On the one hand, Paul redeems, by radicalizing, the truth of Stoic cosmopolitanism, grounding it in our shared human nature (consubstantial solidarity), in turn grounding that in the providential disposition of the Father. This tears down any wall of separation between peoples (whether Jew/Gentile or Greek/barbarian). One elaboration of this truth in Catholic social doctrine is the affirmation that every human is created in the image of God, redeemed in Jesus, and called to beatific communion (Gaudium et spes 24, 29).

On the other hand, Paul performs this ultimate universalization without compromising the insuperability of particularity. Indeed, the universality of the New Jerusalem can only be attained through the particularity of Jerusalem, Athens, Rome, etc. Paul does not purchase cosmopolitanism at the cost of patriotism. National particularities are themselves somehow instruments serving humanity’s desire to see God and God’s desire to be known by man.

Indeed, more than national particularity, the concrete lifecycle of a civilization, the limits and mortality of a culture (its rising, progress, and decline) is itself somehow instrumental to the human quest for God: “having set predetermined seasons and the fixed boundaries of their habitations, so that they might grope for Him….”

I think this has to do with the fact that the infinite luminosity of God can only be approached through particular refractions, and only under the pressure towards earnestness that finitude and mortality can afford. (By the way, in speaking of “the fixed boundaries,” Paul gestures towards what Montesquieu discusses in The Spirit of the Laws concerning the importance of climate and geography for national character.)

How a people is sited in space and within the currents of world history draws out different human potencies, opening new avenues into the reality of God.

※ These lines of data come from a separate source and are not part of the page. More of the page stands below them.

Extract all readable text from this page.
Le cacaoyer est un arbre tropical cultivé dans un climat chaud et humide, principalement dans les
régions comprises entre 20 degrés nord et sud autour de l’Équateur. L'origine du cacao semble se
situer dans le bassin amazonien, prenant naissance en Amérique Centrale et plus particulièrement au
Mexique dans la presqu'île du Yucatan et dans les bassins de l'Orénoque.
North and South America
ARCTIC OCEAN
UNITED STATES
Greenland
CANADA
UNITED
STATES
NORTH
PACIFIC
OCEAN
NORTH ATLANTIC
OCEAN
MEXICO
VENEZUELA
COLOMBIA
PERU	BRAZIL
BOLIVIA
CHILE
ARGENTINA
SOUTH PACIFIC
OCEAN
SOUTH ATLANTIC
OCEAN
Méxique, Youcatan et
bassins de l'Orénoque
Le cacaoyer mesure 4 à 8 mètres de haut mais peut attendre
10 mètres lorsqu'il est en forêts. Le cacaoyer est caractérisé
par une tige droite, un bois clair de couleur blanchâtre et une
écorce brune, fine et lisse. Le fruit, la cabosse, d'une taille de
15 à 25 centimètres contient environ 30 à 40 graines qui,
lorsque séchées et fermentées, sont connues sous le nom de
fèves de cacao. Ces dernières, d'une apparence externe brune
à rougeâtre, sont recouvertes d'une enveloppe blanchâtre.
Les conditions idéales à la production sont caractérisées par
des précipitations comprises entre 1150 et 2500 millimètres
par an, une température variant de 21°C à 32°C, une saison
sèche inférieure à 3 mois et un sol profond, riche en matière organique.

The point of national existence is to celebrate God according to the unique cultural vantage and strengths the nation possesses. Needless to say, the first step is to stop with the child sacrifice. Whether America’s kairos is now passing, we do not know, but wherever we are as a nation in our cursus, the point of culture is at all times to seek the truth about God in dead earnest.

Then Paul turns to a poet to bring his speech to a climax. You have to love Paul, at least if you love philosophy and poetry and think them essential to human flourishing. He makes clear that if we are to successfully evangelize the modern “Areopagus” (an analogy Saint John Paul draws out in Redemptoris missio 37), we are going to have to put philosophy and poetry front and center. Can I get an amen?

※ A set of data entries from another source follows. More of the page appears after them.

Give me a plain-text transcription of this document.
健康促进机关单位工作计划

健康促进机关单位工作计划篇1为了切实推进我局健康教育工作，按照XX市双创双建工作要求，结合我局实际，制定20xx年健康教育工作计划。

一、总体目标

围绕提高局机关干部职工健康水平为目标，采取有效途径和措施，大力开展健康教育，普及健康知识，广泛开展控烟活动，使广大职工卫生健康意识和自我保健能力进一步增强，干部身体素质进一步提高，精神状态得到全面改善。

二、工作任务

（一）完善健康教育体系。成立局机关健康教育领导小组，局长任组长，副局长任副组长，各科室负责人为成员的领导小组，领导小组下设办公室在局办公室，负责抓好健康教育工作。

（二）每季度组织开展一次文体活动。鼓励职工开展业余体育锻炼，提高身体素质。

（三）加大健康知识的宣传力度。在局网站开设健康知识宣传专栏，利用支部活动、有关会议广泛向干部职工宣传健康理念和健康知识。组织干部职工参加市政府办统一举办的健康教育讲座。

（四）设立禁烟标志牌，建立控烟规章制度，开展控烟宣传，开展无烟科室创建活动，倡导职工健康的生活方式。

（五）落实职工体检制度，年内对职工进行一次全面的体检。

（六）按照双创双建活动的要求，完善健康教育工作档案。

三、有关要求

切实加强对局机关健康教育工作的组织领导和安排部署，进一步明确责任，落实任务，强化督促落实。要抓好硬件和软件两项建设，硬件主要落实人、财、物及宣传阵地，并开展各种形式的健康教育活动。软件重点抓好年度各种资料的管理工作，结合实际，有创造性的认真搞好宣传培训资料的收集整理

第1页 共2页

He references a decisive insight made by a couple of poets (including Aratus, also from Tarsus): “For we too are [God’s] offspring.”

An idol is whatever we fashion on our own initiative, without the divine impulse: a philosophical system, a style of worship, an ultimate concern. But that’s metaphysically incoherent: we derive from God; we must always follow His lead. That is called faith.

“Therefore, being God’s offspring, we ought not think that the divine is like gold, or silver, or stone, an image formed by the art and inner-spiritedness of man” (v. 29).

Is man the measure? Or is God? If God is, we must listen, attentive to the truth, the beauty, the goodness that's THERE, and open to receiving revelation. Or we’re only talking to ourselves.

Paul concludes by revealing that humanity has entered a new phase: God has broken into history in Jesus. Do the peoples seek truth and justice? The eschatological day is here, time to judge between shadow and light. The Resurrection means the “times of unknowing (agnoias)” have been superseded. We need not, and should not, any longer settle for “worshipping unknowingly (agnoountes) an unknown (agnosto) God.”

Easter makes us all young again—the Ascension even more so. Every culture on earth may begin anew. Humanity has been set in vasty spaces. We are Simeon at acme, seeing a newly risen Jesus as “a light to reveal You [Father] to the nations, and the glory of Your people Israel.”